Estava longe, até então, de imaginar que, aos 33 anos, seria mais do que um representante, mas porta-voz mesmo do então candidato por uma das sublegendas do MDB ao Senado, o sociólogo Fernando Henrique Cardoso. Hoje, aos 56 anos, o maior líder político da América Latina dos últimos 20 anos disputa pela quarta vez, novamente como favorito, a eleição para a Presidência. Duas ele disputou e perdeu para o mesmo homem que o fez, em 1978, trocar, pela primeira vez, o macacão pela camiseta de um partido político.
Luiz Inácio Lula da Silva, pernambucano de Garanhuns, sobrevivente, ao fazer um retrospecto de sua vida, conclui:
— Deus foi muito generoso comigo…
Solidariedade vem da infância
Lula reconhece que hoje tem o respeito, inclusive dos adversários, que poucos políticos já tiveram nos últimos anos, como Ulysses Guimarães, uma de suas principais referências políticas. Quem vê o candidato do PT, contundente, criticar o governo Fernando Henrique e as velhas oligarquias que o sustentam é incapaz de imaginá-lo horas depois, no leito de um hospital, visitando o senador José Sarney, ou mesmo a sua filha e governadora do Maranhão, Roseana Sarney. Ou ligando para o próprio Fernando Henrique para convencê-lo a resolver uma greve de fome de presos. Incoerência? Não. Solidariedade.

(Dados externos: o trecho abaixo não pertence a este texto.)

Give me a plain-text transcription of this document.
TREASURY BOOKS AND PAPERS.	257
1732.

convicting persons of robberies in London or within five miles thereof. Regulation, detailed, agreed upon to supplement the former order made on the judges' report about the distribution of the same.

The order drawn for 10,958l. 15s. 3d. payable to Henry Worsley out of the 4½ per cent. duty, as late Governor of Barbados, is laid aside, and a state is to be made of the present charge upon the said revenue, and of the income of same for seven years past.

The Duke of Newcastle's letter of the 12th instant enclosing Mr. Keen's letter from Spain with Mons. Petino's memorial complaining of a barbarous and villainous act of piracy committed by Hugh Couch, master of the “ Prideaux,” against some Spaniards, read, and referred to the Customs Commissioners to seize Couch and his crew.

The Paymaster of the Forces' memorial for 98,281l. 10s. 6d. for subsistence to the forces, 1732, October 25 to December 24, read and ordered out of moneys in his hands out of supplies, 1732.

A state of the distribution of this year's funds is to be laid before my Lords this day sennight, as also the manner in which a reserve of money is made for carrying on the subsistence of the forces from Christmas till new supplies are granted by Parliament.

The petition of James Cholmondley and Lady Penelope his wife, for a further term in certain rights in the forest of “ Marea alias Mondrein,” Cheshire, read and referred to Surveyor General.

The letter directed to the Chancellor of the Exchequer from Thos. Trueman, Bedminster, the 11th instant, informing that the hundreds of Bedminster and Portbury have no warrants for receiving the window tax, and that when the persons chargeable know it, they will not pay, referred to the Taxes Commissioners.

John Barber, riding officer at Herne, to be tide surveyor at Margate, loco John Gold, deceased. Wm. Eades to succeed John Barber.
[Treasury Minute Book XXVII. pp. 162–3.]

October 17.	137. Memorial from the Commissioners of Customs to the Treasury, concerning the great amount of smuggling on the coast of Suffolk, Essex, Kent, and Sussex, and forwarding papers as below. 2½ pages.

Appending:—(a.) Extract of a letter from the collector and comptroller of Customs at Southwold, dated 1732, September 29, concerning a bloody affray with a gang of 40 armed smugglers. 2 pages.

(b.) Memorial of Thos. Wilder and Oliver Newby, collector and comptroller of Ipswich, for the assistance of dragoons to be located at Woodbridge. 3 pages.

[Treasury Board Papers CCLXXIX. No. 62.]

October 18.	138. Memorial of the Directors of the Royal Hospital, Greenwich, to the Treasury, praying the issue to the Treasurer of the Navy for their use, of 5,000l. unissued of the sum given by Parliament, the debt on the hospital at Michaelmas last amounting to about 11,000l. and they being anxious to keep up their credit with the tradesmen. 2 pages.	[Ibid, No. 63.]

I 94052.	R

Solidariedade que Lula conheceu quando, no primeiro e único mandato de deputado federal, na Constituinte, foi submetido a uma cirurgia de emergência. Quando voltou da anestesia, na beira da cama, em silêncio, uma figura esguia mas inconfundível estava lá quase o guardando: Ulysses Guimarães, o então condestável da Nova República.
Solidariedade que aprendeu na dura resistência de um sobrevivente nordestino. Lula é de uma família de oito irmãos, sete deles vivos. Mas na verdade são 12, somando todos os filhos tidos pela mãe. E 27, se contarem os 15 do pai com outra mulher, com quem foi viver logo que se separou de sua mãe, já em São Paulo.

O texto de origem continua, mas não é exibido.